視線移到看林樂雩的卷子,上面隻有選擇題寫了,其他都空着,物理卷子上的電力題圖表還被林樂雩不知道什麼時候無聊添筆畫了個元歌。
老劉皺了皺眉:“畫的什麼玩意。”
林樂雩沒說話,老劉背着手問:“剛才翻牆的是不是你?”他記得還有一個同夥,剛想逼問同夥在哪時,他眼裡的好學生說話了。
“主任,您可能是誤會了。”沈硯辰說,“林樂雩現在是高二三班的班長,所以他想洗心革面好好學習,今中午飯都沒吃一直在班上寫題。”
林樂雩當年的中考成績老劉也是有目共睹的,高一一整年他看着這學生斷崖式的分數,還以為家裡是不是出了什麼重大變故,特地把林婧找來說了一下午。
當時林婧給他的說法是:“可能孩子有些懈怠,回頭我說說他。”
這一說就是一整年,林樂雩被甩出年級前兩百名,且正在持續下降。
老劉現在一聽他開始好好學習,别提多高興:“這再怎麼努力也别忘了吃飯,還有你那衣領也别拉這麼高,不熱嗎。”
“還有你們,同學穿沒穿外套都不知道,同學間要互相有愛,互幫互助。林樂雩,你要有不會的題可以問你同桌。”他說着就從後門準備離開。
林樂雩表情微妙,他問:“檢讨還寫嗎?”
“既然沒翻牆還寫什麼檢讨。”老劉臨走時還拍了拍他的肩膀,語重心長鼓勵道:“好好學,争取在這學期把前面漏的知識補上,後面一舉考進全校前十,主任覺得你還是很有希望的。”

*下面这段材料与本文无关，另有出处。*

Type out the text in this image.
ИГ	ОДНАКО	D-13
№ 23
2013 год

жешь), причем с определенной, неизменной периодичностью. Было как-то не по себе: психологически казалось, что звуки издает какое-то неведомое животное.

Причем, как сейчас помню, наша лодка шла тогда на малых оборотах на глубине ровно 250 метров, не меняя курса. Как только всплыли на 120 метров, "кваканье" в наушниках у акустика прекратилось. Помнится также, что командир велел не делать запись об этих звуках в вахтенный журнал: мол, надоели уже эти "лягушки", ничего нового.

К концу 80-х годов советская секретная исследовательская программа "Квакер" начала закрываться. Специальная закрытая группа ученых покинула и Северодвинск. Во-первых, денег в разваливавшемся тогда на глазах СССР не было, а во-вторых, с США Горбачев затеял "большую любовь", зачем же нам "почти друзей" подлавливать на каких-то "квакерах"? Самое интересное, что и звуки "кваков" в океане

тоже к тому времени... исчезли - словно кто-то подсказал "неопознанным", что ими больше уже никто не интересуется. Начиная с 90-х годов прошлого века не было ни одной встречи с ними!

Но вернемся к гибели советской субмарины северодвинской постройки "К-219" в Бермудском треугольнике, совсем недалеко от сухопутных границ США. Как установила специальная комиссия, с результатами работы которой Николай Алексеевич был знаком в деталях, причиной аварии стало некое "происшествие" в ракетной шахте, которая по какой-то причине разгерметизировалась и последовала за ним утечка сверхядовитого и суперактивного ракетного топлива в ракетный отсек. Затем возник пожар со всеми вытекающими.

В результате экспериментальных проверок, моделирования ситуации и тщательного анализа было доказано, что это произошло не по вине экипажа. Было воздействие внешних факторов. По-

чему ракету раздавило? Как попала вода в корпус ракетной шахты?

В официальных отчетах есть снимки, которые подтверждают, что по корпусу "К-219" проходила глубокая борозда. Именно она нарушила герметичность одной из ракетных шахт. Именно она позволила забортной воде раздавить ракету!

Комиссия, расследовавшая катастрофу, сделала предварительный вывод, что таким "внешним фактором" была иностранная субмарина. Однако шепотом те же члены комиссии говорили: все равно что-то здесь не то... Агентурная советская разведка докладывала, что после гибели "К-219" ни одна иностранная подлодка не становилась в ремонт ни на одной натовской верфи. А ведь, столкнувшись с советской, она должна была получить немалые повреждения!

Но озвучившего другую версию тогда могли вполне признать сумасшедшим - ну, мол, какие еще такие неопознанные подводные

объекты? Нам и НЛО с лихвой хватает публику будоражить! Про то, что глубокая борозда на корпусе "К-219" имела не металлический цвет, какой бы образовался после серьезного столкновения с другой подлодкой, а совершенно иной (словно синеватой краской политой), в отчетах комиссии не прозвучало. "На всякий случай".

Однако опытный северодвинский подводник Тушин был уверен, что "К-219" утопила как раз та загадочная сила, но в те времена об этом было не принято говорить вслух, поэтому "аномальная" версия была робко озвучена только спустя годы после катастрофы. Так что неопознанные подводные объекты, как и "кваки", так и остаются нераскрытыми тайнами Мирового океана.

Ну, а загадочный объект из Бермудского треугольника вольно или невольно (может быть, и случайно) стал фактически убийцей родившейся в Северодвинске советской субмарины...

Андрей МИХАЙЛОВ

老劉走後,整個班級松了口氣,前排的同學小心翼翼轉過頭看他,林樂雩的目光掃蕩着身旁的沈硯辰。
而後對他說:“真厲害啊你。”
這謊說的臉不紅心不跳。
沈硯辰将書壓着的筆記抽出來甩在林樂雩桌上:“這兩天整理的的高一數學筆記,你自己拿回去看看。”
林樂雩張了張唇:“不是,我為什麼要看?”
沈硯辰說的義正言辭:“剛才和劉主任說了,你要洗心革面好好學習,你月考考不好,我臉往哪放?”
“……”林樂雩剛想說什麼,前排有位同學拿了數學題走過來停在沈硯辰桌邊。
“學霸,這題我都已經解半小時了,你能教教我嗎?”那位男同學起初覺得沈硯辰好像不太好相處,所以一直不敢上去問他題,可方才一聽他對他同桌的學習都能這麼上心,于是鼓起勇氣上前。
沈硯辰接過本子掃了眼題在上面畫了兩條輔助線,他講的很細,問題的同學推了推挂在鼻梁上的眼鏡一瞬間感覺懂了。
有人打頭陣,那些悶頭寫題的人有不會的題就跑沈硯辰桌邊去,一個中午時間,沈硯辰在他們心裡不好相處的言論徹底推翻。